The current implementation relies on setting the rounding mode for
different calculations (first to FE_TONEAREST and then to FE_TOWARDZERO)
to obtain correctly rounded results. For most CPUs, this adds a significant
performance overhead since it requires executing a typically slow
instruction (to get/set the floating-point status), it necessitates
flushing the pipeline, and breaks some compiler assumptions/optimizations.
This patch introduces a new implementation originally written by Szabolcs
for musl, which utilizes mostly integer arithmetic. Floating-point
arithmetic is used to raise the expected exceptions, without the need for
fenv.h operations.
I added some changes compared to the original code:
* Fixed some signaling NaN issues when the 3-argument is NaN.
* Use math_uint128.h for the 64-bit multiplication operation.

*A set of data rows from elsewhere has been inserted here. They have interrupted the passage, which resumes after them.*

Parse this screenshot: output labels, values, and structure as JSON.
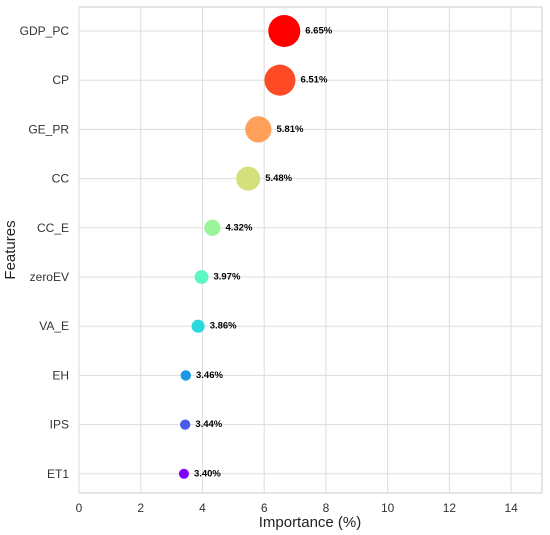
{
  "chart_data": {
    "type": "scatter",
    "xlabel": "Importance (%)",
    "ylabel": "Features",
    "xlim": [
      0,
      15
    ],
    "x_ticks": [
      0,
      2,
      4,
      6,
      8,
      10,
      12,
      14
    ],
    "grid": true,
    "categories": [
      "GDP_PC",
      "CP",
      "GE_PR",
      "CC",
      "CC_E",
      "zeroEV",
      "VA_E",
      "EH",
      "IPS",
      "ET1"
    ],
    "values": [
      6.65,
      6.51,
      5.81,
      5.48,
      4.32,
      3.97,
      3.86,
      3.46,
      3.44,
      3.4
    ],
    "data_labels": [
      "6.65%",
      "6.51%",
      "5.81%",
      "5.48%",
      "4.32%",
      "3.97%",
      "3.86%",
      "3.46%",
      "3.44%",
      "3.40%"
    ],
    "colors": [
      "#ff0000",
      "#ff4a26",
      "#ffa15a",
      "#d4e07c",
      "#9af59a",
      "#5cf7c4",
      "#2ad9dd",
      "#1a98e6",
      "#4a5ae8",
      "#7f00ff"
    ]
  }
}
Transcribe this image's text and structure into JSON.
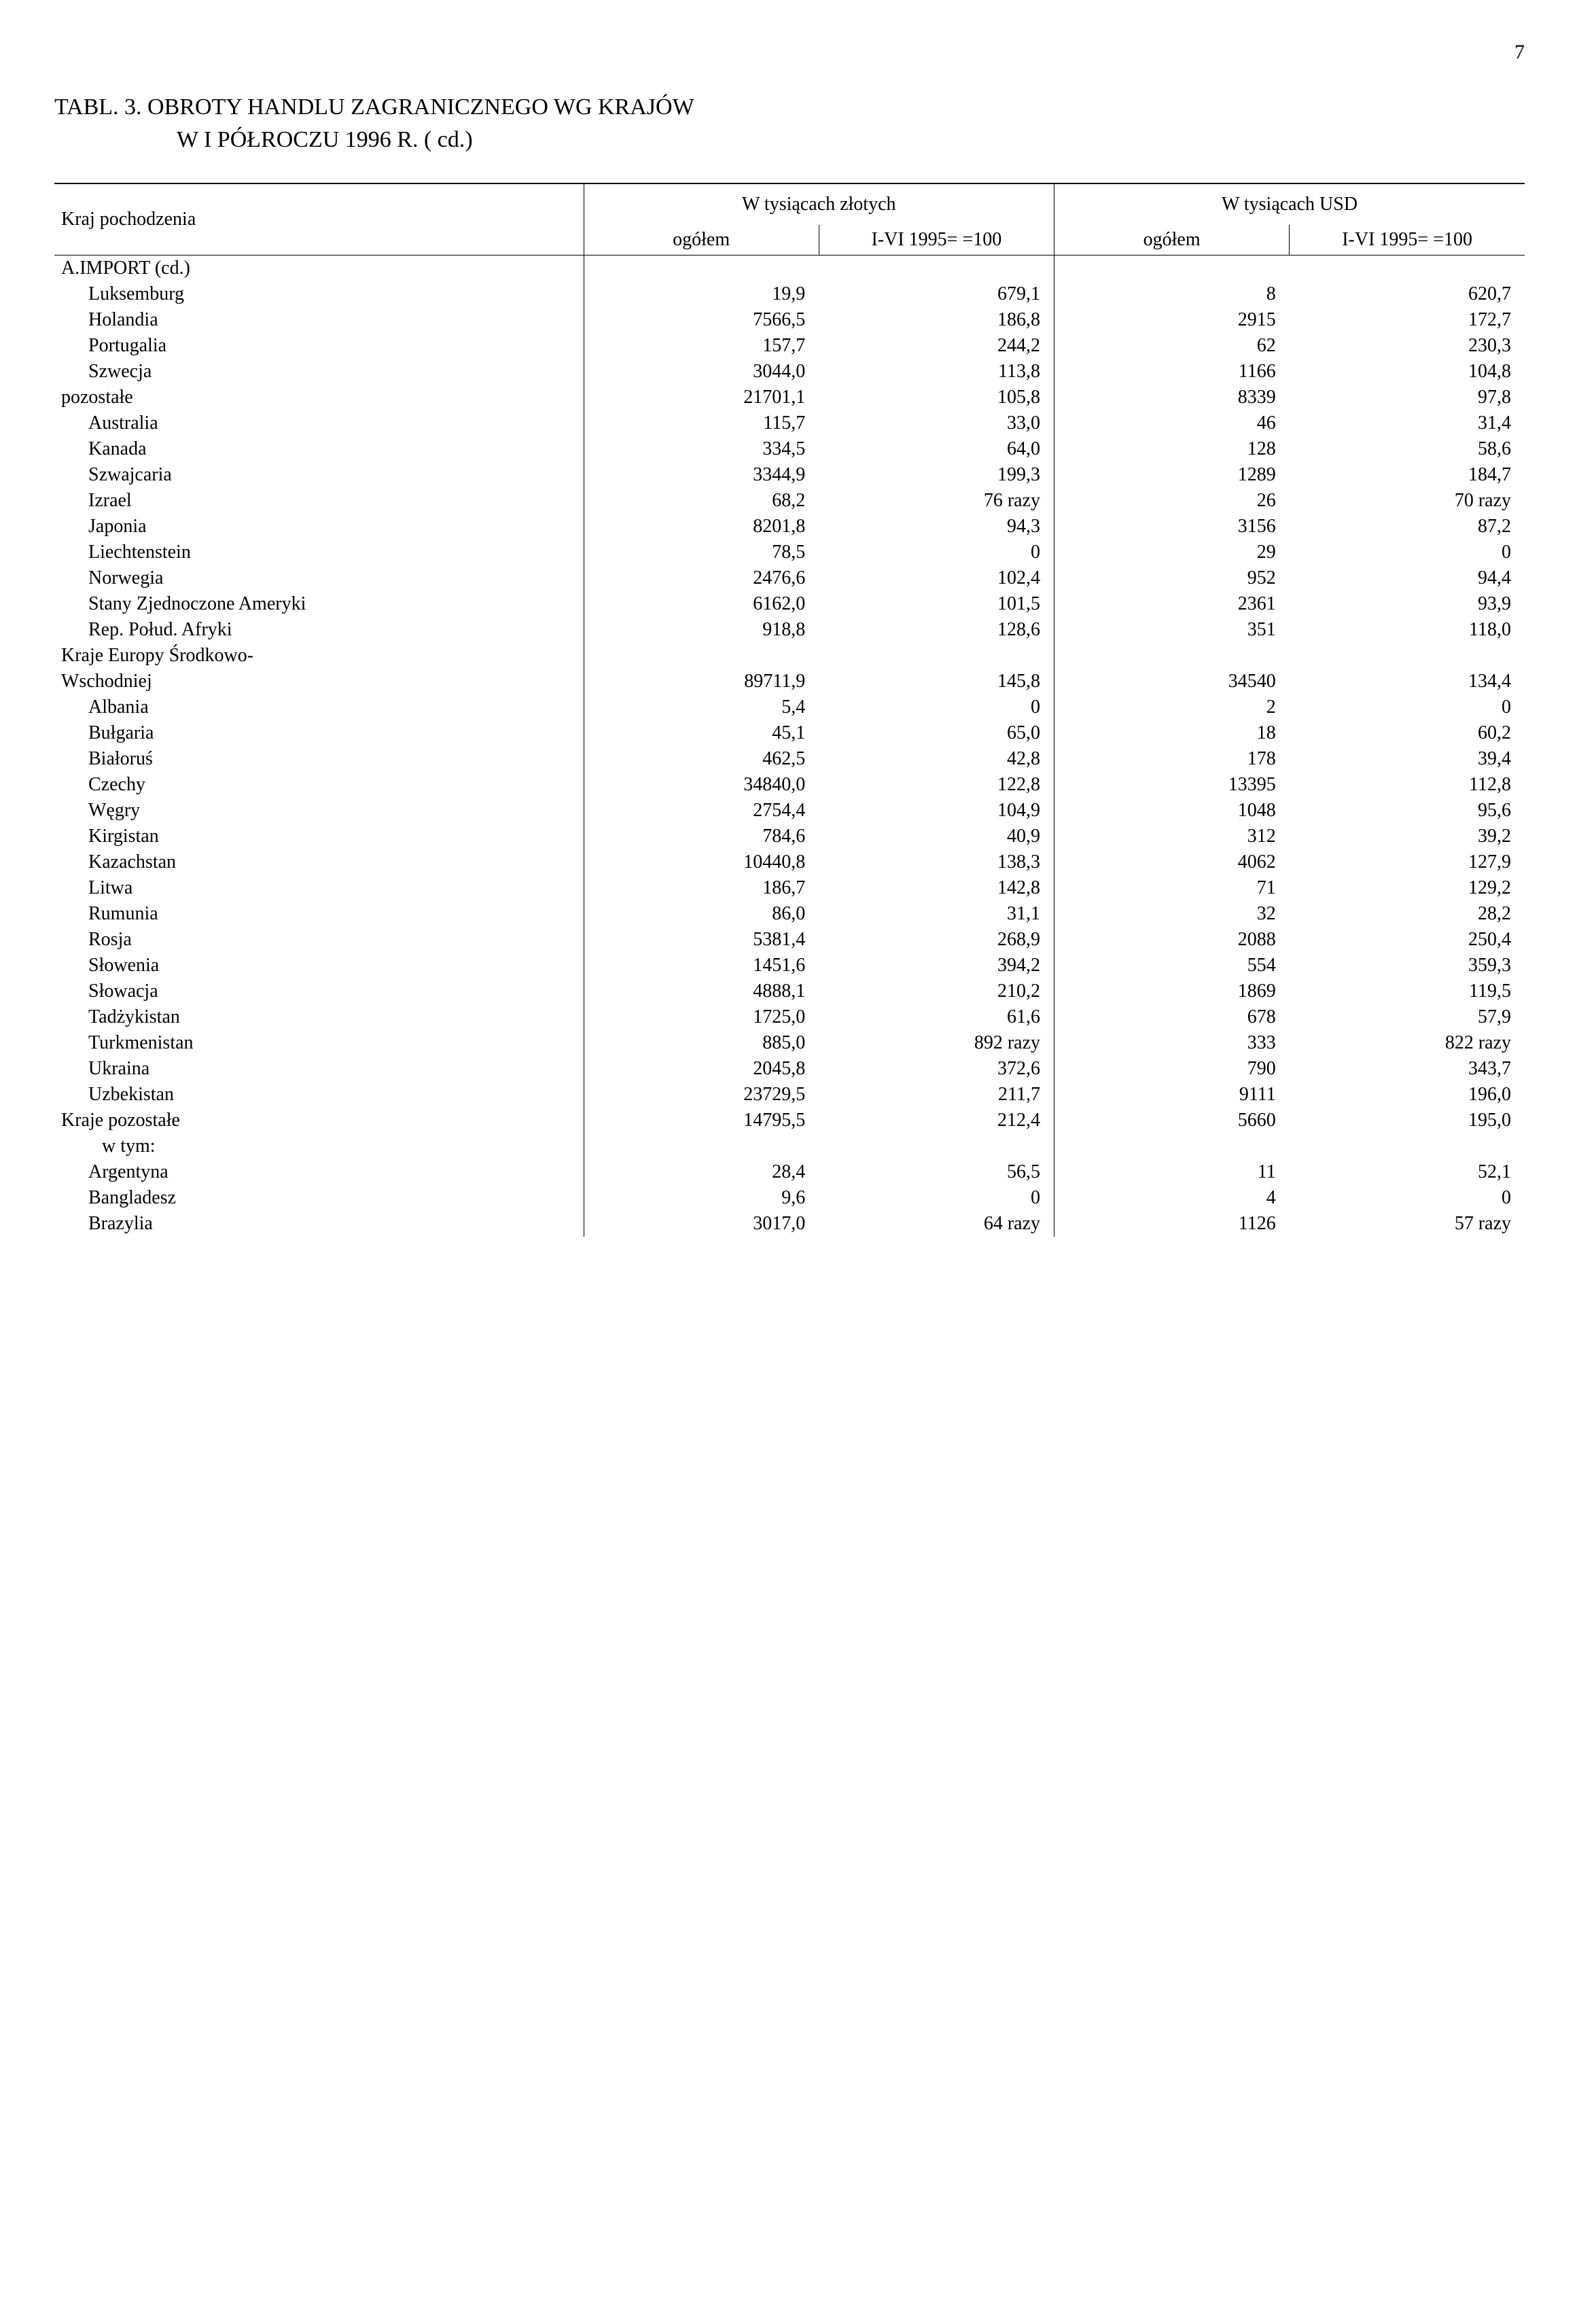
{
  "pageNumber": "7",
  "title": {
    "line1": "TABL. 3. OBROTY HANDLU ZAGRANICZNEGO WG KRAJÓW",
    "line2": "W I PÓŁROCZU 1996 R. ( cd.)"
  },
  "header": {
    "origin": "Kraj pochodzenia",
    "group1": "W tysiącach złotych",
    "group2": "W tysiącach USD",
    "subTotal": "ogółem",
    "subIndex": "I-VI 1995=\n=100"
  },
  "rows": [
    {
      "label": "A.IMPORT (cd.)",
      "indent": 0,
      "v": [
        "",
        "",
        "",
        ""
      ]
    },
    {
      "label": "Luksemburg",
      "indent": 1,
      "v": [
        "19,9",
        "679,1",
        "8",
        "620,7"
      ]
    },
    {
      "label": "Holandia",
      "indent": 1,
      "v": [
        "7566,5",
        "186,8",
        "2915",
        "172,7"
      ]
    },
    {
      "label": "Portugalia",
      "indent": 1,
      "v": [
        "157,7",
        "244,2",
        "62",
        "230,3"
      ]
    },
    {
      "label": "Szwecja",
      "indent": 1,
      "v": [
        "3044,0",
        "113,8",
        "1166",
        "104,8"
      ]
    },
    {
      "label": "pozostałe",
      "indent": 0,
      "v": [
        "21701,1",
        "105,8",
        "8339",
        "97,8"
      ]
    },
    {
      "label": "Australia",
      "indent": 1,
      "v": [
        "115,7",
        "33,0",
        "46",
        "31,4"
      ]
    },
    {
      "label": "Kanada",
      "indent": 1,
      "v": [
        "334,5",
        "64,0",
        "128",
        "58,6"
      ]
    },
    {
      "label": "Szwajcaria",
      "indent": 1,
      "v": [
        "3344,9",
        "199,3",
        "1289",
        "184,7"
      ]
    },
    {
      "label": "Izrael",
      "indent": 1,
      "v": [
        "68,2",
        "76 razy",
        "26",
        "70 razy"
      ]
    },
    {
      "label": "Japonia",
      "indent": 1,
      "v": [
        "8201,8",
        "94,3",
        "3156",
        "87,2"
      ]
    },
    {
      "label": "Liechtenstein",
      "indent": 1,
      "v": [
        "78,5",
        "0",
        "29",
        "0"
      ]
    },
    {
      "label": "Norwegia",
      "indent": 1,
      "v": [
        "2476,6",
        "102,4",
        "952",
        "94,4"
      ]
    },
    {
      "label": "Stany Zjednoczone Ameryki",
      "indent": 1,
      "v": [
        "6162,0",
        "101,5",
        "2361",
        "93,9"
      ]
    },
    {
      "label": "Rep. Połud. Afryki",
      "indent": 1,
      "v": [
        "918,8",
        "128,6",
        "351",
        "118,0"
      ]
    },
    {
      "label": "Kraje Europy Środkowo-",
      "indent": 0,
      "v": [
        "",
        "",
        "",
        ""
      ]
    },
    {
      "label": "Wschodniej",
      "indent": 0,
      "v": [
        "89711,9",
        "145,8",
        "34540",
        "134,4"
      ]
    },
    {
      "label": "Albania",
      "indent": 1,
      "v": [
        "5,4",
        "0",
        "2",
        "0"
      ]
    },
    {
      "label": "Bułgaria",
      "indent": 1,
      "v": [
        "45,1",
        "65,0",
        "18",
        "60,2"
      ]
    },
    {
      "label": "Białoruś",
      "indent": 1,
      "v": [
        "462,5",
        "42,8",
        "178",
        "39,4"
      ]
    },
    {
      "label": "Czechy",
      "indent": 1,
      "v": [
        "34840,0",
        "122,8",
        "13395",
        "112,8"
      ]
    },
    {
      "label": "Węgry",
      "indent": 1,
      "v": [
        "2754,4",
        "104,9",
        "1048",
        "95,6"
      ]
    },
    {
      "label": "Kirgistan",
      "indent": 1,
      "v": [
        "784,6",
        "40,9",
        "312",
        "39,2"
      ]
    },
    {
      "label": "Kazachstan",
      "indent": 1,
      "v": [
        "10440,8",
        "138,3",
        "4062",
        "127,9"
      ]
    },
    {
      "label": "Litwa",
      "indent": 1,
      "v": [
        "186,7",
        "142,8",
        "71",
        "129,2"
      ]
    },
    {
      "label": "Rumunia",
      "indent": 1,
      "v": [
        "86,0",
        "31,1",
        "32",
        "28,2"
      ]
    },
    {
      "label": "Rosja",
      "indent": 1,
      "v": [
        "5381,4",
        "268,9",
        "2088",
        "250,4"
      ]
    },
    {
      "label": "Słowenia",
      "indent": 1,
      "v": [
        "1451,6",
        "394,2",
        "554",
        "359,3"
      ]
    },
    {
      "label": "Słowacja",
      "indent": 1,
      "v": [
        "4888,1",
        "210,2",
        "1869",
        "119,5"
      ]
    },
    {
      "label": "Tadżykistan",
      "indent": 1,
      "v": [
        "1725,0",
        "61,6",
        "678",
        "57,9"
      ]
    },
    {
      "label": "Turkmenistan",
      "indent": 1,
      "v": [
        "885,0",
        "892 razy",
        "333",
        "822 razy"
      ]
    },
    {
      "label": "Ukraina",
      "indent": 1,
      "v": [
        "2045,8",
        "372,6",
        "790",
        "343,7"
      ]
    },
    {
      "label": "Uzbekistan",
      "indent": 1,
      "v": [
        "23729,5",
        "211,7",
        "9111",
        "196,0"
      ]
    },
    {
      "label": "Kraje pozostałe",
      "indent": 0,
      "v": [
        "14795,5",
        "212,4",
        "5660",
        "195,0"
      ]
    },
    {
      "label": "w tym:",
      "indent": 2,
      "v": [
        "",
        "",
        "",
        ""
      ]
    },
    {
      "label": "Argentyna",
      "indent": 1,
      "v": [
        "28,4",
        "56,5",
        "11",
        "52,1"
      ]
    },
    {
      "label": "Bangladesz",
      "indent": 1,
      "v": [
        "9,6",
        "0",
        "4",
        "0"
      ]
    },
    {
      "label": "Brazylia",
      "indent": 1,
      "v": [
        "3017,0",
        "64 razy",
        "1126",
        "57 razy"
      ]
    }
  ]
}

It allows
the compiler to use 128-bit types where available, which enables some
optimizations on certain targets (for instance, MIPS64).
* Fixed an arm32 issue where the libgcc routine might not respect the
rounding mode [1]. This can also be used on other targets to optimize
the conversion from int64_t to double.
* Use -fexcess-precision=standard on i686.
I tested this implementation on various targets (x86_64, i686, arm, aarch64,
powerpc), including some by manually disabling the compiler instructions.